1 ½ lbs wild boar stew meat, 1” cubes
2 tblsp light oliveoil
1 cup diced carrot
1 ½ cups sliced yellow onion
2 tlbsp slivered garlic
½ cup thinly sliced celery
3 cups diced beets
1 cup seeded, diced tomatoes
2 qts beef stock, or basic game meat stock
2 cups hearty red wine
1 tsp fennel seed
2 tsp minced fresh thyme, or 1 tsp dried
1 ½ cups diced red potatoes
1 ½ cups finely shredded red cabbage
salt and freshly ground black pepper to taste
2 tlbsp balsamic vinegar
¼ cup chopped fresh parsley
sour cream or crumbled feta cheese for garnish

In a heavy-bottomed stockpot, lightly brown meat in 1 tlbsp of oil.
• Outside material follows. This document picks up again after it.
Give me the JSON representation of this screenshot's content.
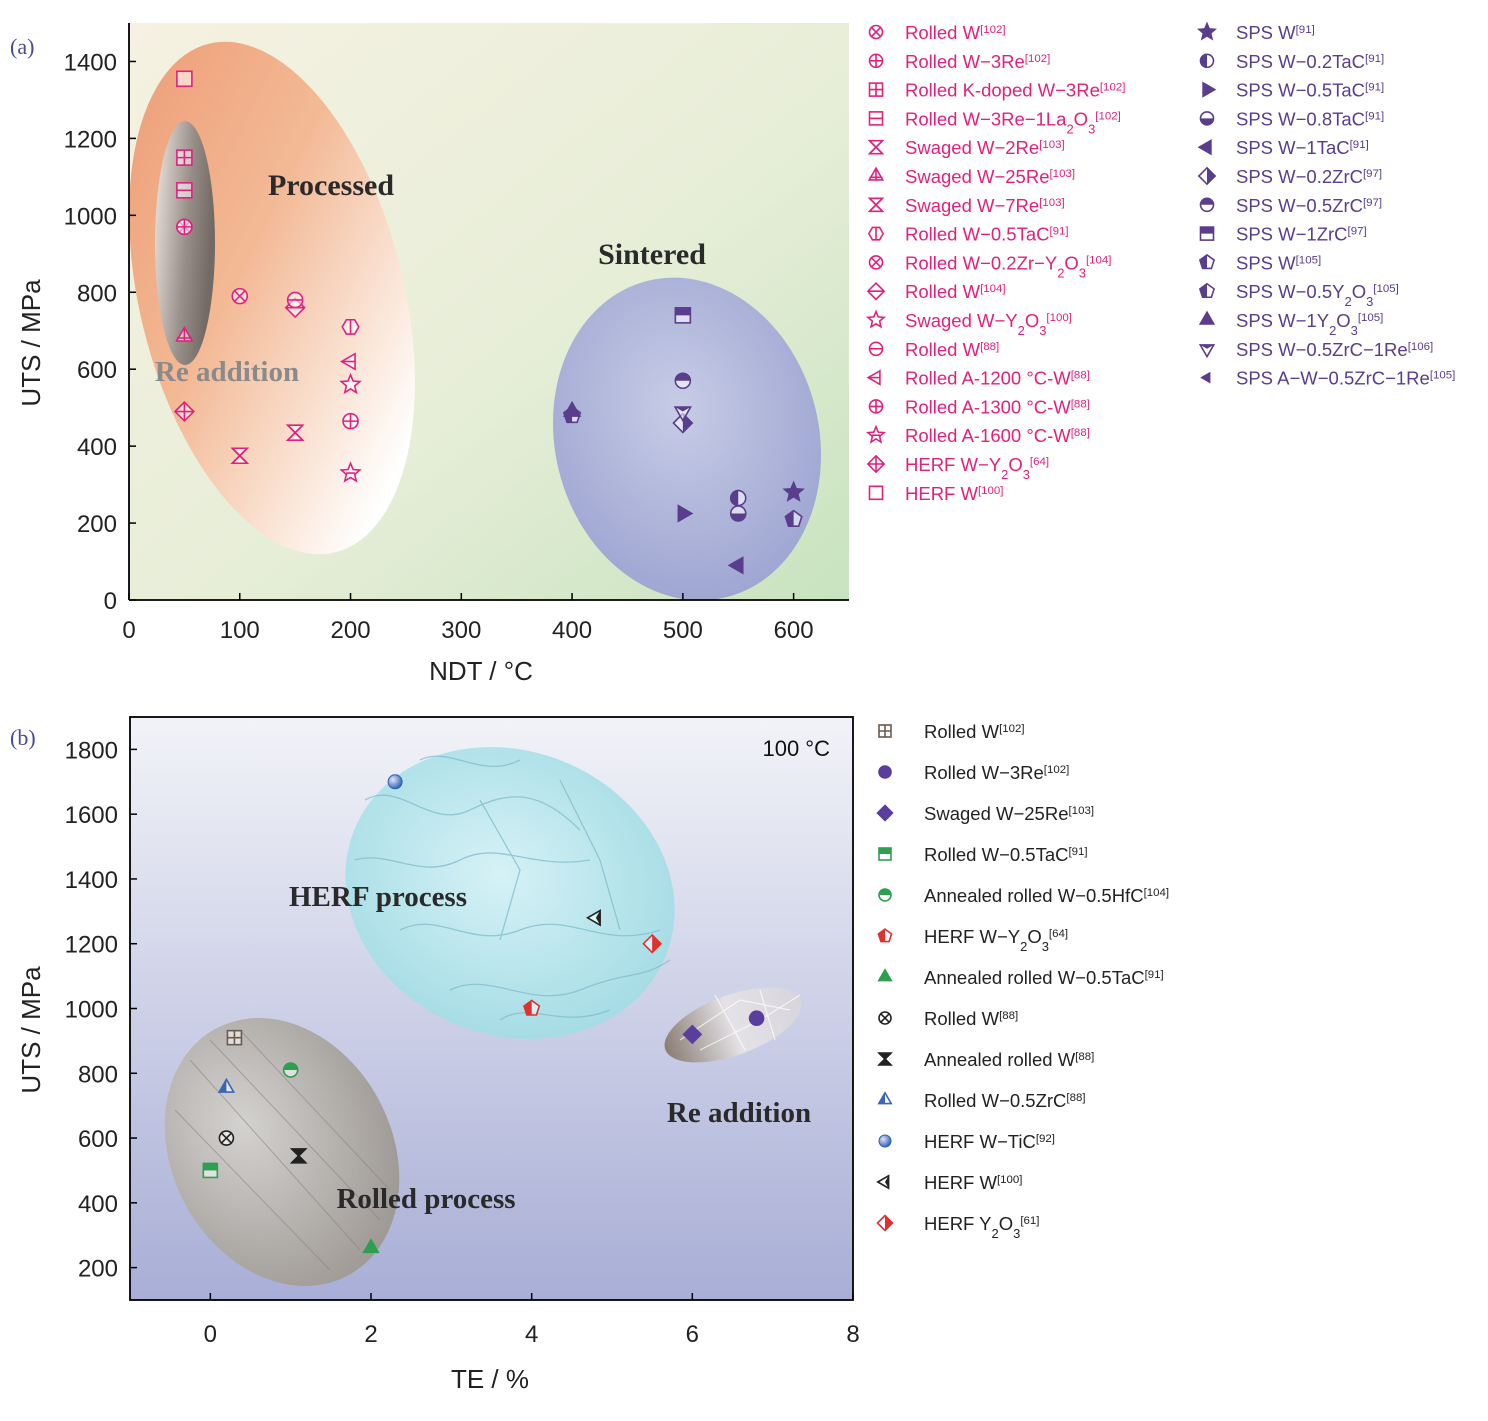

Remove meat with slotted spoon and set aside. Add another tlbsp of oil along with carrots, onion, garlic, and celery to stockpot and sauté until vegetables just begin to color. Return meat to pot and add beets, tomatoes, stock, and red wine, fennel, and thyme. Bring to a boil, reduce heat, and simmer 1 ½ to 2 hours, carefully skimming any scum that forms on surface.

Add potatoes and cabbage and cook for 10 minutes longer, or until potatoes are just done. Season with salt and pepper. Stir in vinegar and parsley just before serving. Garnish with a dollop of sour cream or feta cheese.